Ik citeer uit een eerder verhaal op WegdamNieuws:
Het was 3 februari. Geen extreem koude dag. Hennie was 20 jaar, zat in militaire dienst en moest op maandagmorgen de eerste februari op appel komen bij kapitein Schultze, een schaatsfan pur sang. ‘Deze man was enorm gek van schaatsen. Hij reed me met een jeep door het hele land om wedstrijden te rijden. Op die maandagmorgen moest ik me dus melden bij hem.
‘Heb je wel eens een tocht gereden’, vroeg hij.
‘Nee’, zei ik.
‘Nou, dan maak ik voor jou een uitzondering. Jij rijdt woensdag de Elfstedentocht. Ga maar naar de administratie, regel daar vrij vervoer, dan breng ik je naar het station.’
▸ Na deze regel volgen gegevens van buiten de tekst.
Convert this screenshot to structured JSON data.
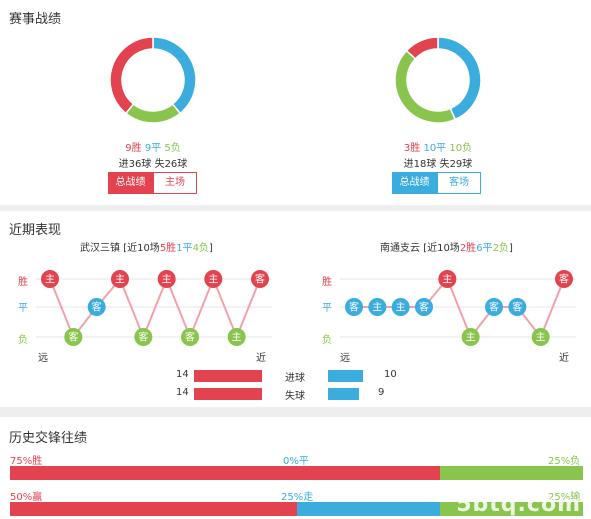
{
  "colors": {
    "red": "#e2434f",
    "blue": "#3aacde",
    "green": "#89c44d"
  },
  "section1": {
    "title": "赛事战绩",
    "left": {
      "wins": "9胜",
      "draws": "9平",
      "losses": "5负",
      "goals": "进36球 失26球",
      "win_count": 9,
      "draw_count": 9,
      "loss_count": 5,
      "tab_all": "总战绩",
      "tab_side": "主场",
      "active": "all"
    },
    "right": {
      "wins": "3胜",
      "draws": "10平",
      "losses": "10负",
      "goals": "进18球 失29球",
      "win_count": 3,
      "draw_count": 10,
      "loss_count": 10,
      "tab_all": "总战绩",
      "tab_side": "客场",
      "active": "all"
    }
  },
  "section2": {
    "title": "近期表现",
    "axis": {
      "win": "胜",
      "draw": "平",
      "loss": "负",
      "far": "远",
      "near": "近"
    },
    "left": {
      "team_name": "武汉三镇",
      "prefix": " [近10场",
      "w": "5胜",
      "d": "1平",
      "l": "4负",
      "suffix": "]",
      "results": [
        "W",
        "L",
        "D",
        "W",
        "L",
        "W",
        "L",
        "W",
        "L",
        "W"
      ],
      "venues": [
        "主",
        "客",
        "客",
        "主",
        "客",
        "主",
        "客",
        "主",
        "主",
        "客"
      ]
    },
    "right": {
      "team_name": "南通支云",
      "prefix": " [近10场",
      "w": "2胜",
      "d": "6平",
      "l": "2负",
      "suffix": "]",
      "results": [
        "D",
        "D",
        "D",
        "D",
        "W",
        "L",
        "D",
        "D",
        "L",
        "W"
      ],
      "venues": [
        "客",
        "主",
        "主",
        "客",
        "主",
        "主",
        "客",
        "客",
        "主",
        "客"
      ]
    },
    "goals_for_label": "进球",
    "goals_against_label": "失球",
    "left_goals_for": "14",
    "left_goals_against": "14",
    "right_goals_for": "10",
    "right_goals_against": "9",
    "left_gf_val": 14,
    "left_ga_val": 14,
    "right_gf_val": 10,
    "right_ga_val": 9
  },
  "section3": {
    "title": "历史交锋往绩",
    "row1": {
      "left": "75%胜",
      "mid": "0%平",
      "right": "25%负",
      "a": 75,
      "b": 0,
      "c": 25
    },
    "row2": {
      "left": "50%赢",
      "mid": "25%走",
      "right": "25%输",
      "a": 50,
      "b": 25,
      "c": 25
    }
  },
  "watermark": "5btq.com"
}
Hij hoefde niet eerst naar huis, want de schaatskleren had hij destijds in de winter altijd bij zich om overal die baanwedstrijden te kunnen rijden. ‘Thuis wisten ze nergens van’, vertelt Hennie in het boek. Hij werd met permissie van de minister van Defensie naar Friesland gestuurd. In Leeuwarden aangekomen moest hij zelf voor onderdak zorgen. Hij was in het begin van de middag al in De Groene Weide gearriveerd, het hotel dat als centraal punt van de tocht bekend stond. Het aantal slaapplaatsen was daar beperkt. Hennie moest iets anders zien te vinden. Hij dacht aan het Leger des Heils, maar kon bij mensen terecht. ‘Ik moest wel zelf voor alles zorgen. Ik had in de stad al wat boterhammen gekocht voor het ontbijt. Ik sliep op een koude, kale vloer’, vertelt hij in een boek dat over de Elfstedentocht van 1954 is geschreven. Uit onwetendheid had hij geen schoenen bij zich, maar had drie paar soldatensokken over elkaar aangetrokken. Dat was niet slim, want na de start moeten de rijders eerste een stukje lopen voor ze de schaatsen aan kunnen doen.
Maar hij reed een zeer goede tocht, kwam na acht uur en 34 minuten als 27ste binnen. Nog nooit had een Twentenaar de tocht der tochten zo snel afgelegd. Het was sowieso in ’54 een snelle tocht vanwege de goede omstandigheden. Liefst 31 rijders braken het Elfstedentocht-record. Jeen van den Berg won de tocht na veel gedoe bij de finish in zeven uur en 35 minuten.
Een paar dagen later kregen de drie soldaten die de wedstrijd goed volbracht hadden, waaronder Hennie, een onderscheiding van minister Staf van defensie.
Hennie reed de tocht ook in 1956, reed helemaal vooraan tot hij tegen een brug botste en uitviel. De meest beruchte tocht van 1963 liet hij wegens een griepje schieten.
BIKKELHARD
Ik hoorde van een oud-ploeggenoot van Henny dat hij ook op het voetbalveld in WVV4 zijn mannetje stond. Hij was bikkelhard en ging voor niemand opzij.
Het tekent Henny, de sportman die niet van verliezen hield. Aardige man, die bijna zijn hele leven voor Miele heeft gewerkt.
De laatste jaren ging zijn gezondheid achteruit. Hij is 90 jaar geworden.
Hoewel het veel te laat is, wilde ik toch graag nog aandacht besteden aan het overlijden van deze sportman. En aan de leiding van WN vraag ik: geef ook plaatsgenoten die uit de tijd zijn geraakt, aandacht. Daar leent zich een lokaal nieuwsmedium prima voor.